目的/假设:鉴于 1 型和 2 型糖尿病之间潜在的共同发病机制,我们旨在确定与这两种疾病相关的任何遗传区域。对于存在共同信号的关联,并且增加一种疾病风险的等位基因也增加另一种疾病的风险,则可以对共同发病机制进行推断,从而有可能开发出同时治疗或预防这两种疾病的治疗策略。或者,如果遗传信号与不同的效应方向共定位,则可以为两种疾病的关联如何产生不同影响提供有价值的生物学见解。
我们使用了公开的 2 型糖尿病全基因组关联研究(GWAS)荟萃分析的欧洲血统个体(74124 例病例和 824006 例对照)的汇总统计数据和来自英国和撒丁岛的研究的 1 型糖尿病 GWAS 汇总统计数据(7467 例病例和 10218 例对照),确定了包含与两种疾病相关的变异体的 0.5 Mb 区域(错误发现率<0.01)。在每个区域中,我们进行了向前逐步逻辑回归以确定独立的关联信号,然后使用 coloc 检查每个 1 型糖尿病信号与每个 2 型糖尿病信号的共定位。任何具有共同定位后验概率≥0.9 的关联均被认为与两种疾病具有真正的共同关联。
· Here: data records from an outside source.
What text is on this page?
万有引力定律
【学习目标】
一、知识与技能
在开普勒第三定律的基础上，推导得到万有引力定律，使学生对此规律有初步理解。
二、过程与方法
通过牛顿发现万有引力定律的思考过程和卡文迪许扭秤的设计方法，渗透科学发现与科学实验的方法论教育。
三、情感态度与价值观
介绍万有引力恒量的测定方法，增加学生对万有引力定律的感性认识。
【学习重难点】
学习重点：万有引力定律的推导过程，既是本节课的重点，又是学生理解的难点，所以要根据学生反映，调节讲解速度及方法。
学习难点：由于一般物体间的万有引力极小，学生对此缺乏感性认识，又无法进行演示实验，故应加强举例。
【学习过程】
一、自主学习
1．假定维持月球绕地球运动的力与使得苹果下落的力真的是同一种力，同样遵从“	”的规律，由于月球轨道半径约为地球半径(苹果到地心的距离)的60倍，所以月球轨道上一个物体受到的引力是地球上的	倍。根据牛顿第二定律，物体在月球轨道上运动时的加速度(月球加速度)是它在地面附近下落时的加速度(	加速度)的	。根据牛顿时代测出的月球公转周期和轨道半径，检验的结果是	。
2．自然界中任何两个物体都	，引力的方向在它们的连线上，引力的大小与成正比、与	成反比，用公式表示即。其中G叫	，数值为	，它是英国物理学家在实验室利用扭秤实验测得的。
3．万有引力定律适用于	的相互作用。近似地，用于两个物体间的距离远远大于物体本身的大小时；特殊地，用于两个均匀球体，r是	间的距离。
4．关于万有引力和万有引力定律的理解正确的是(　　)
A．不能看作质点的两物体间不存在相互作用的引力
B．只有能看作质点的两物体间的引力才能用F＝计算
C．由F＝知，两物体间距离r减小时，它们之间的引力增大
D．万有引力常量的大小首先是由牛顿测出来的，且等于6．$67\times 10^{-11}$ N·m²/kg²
在与 1 型和 2 型糖尿病均相关的 42 个遗传区域的 81 个关联信号中,有 4 个关联信号在两种疾病之间共定位(后验概率≥0.9):(1)16 号染色体 16q23.1 附近的 CTRB1/BCAR1,先前已鉴定出;(2)11 号染色体 11p15.5 附近的 INS 基因;(3)4 号染色体 4p16.3 附近的 TMEM129 和(4)1 号染色体 1p31.3 附近的 PGM1。在这些区域中的每一个中,遗传变异对 1 型糖尿病的影响与对 2 型糖尿病的影响相反。使用其他数据集也支持了先前在 9 号染色体 9p24.2 附近 GLIS3 基因处的共定位,在这种情况下,效应方向一致。
结论/解释:在 1 型糖尿病和 2 型糖尿病之间共定位的 5 个关联信号中的 4 个信号处于相反的方向,表明这两种疾病之间存在复杂的遗传关系。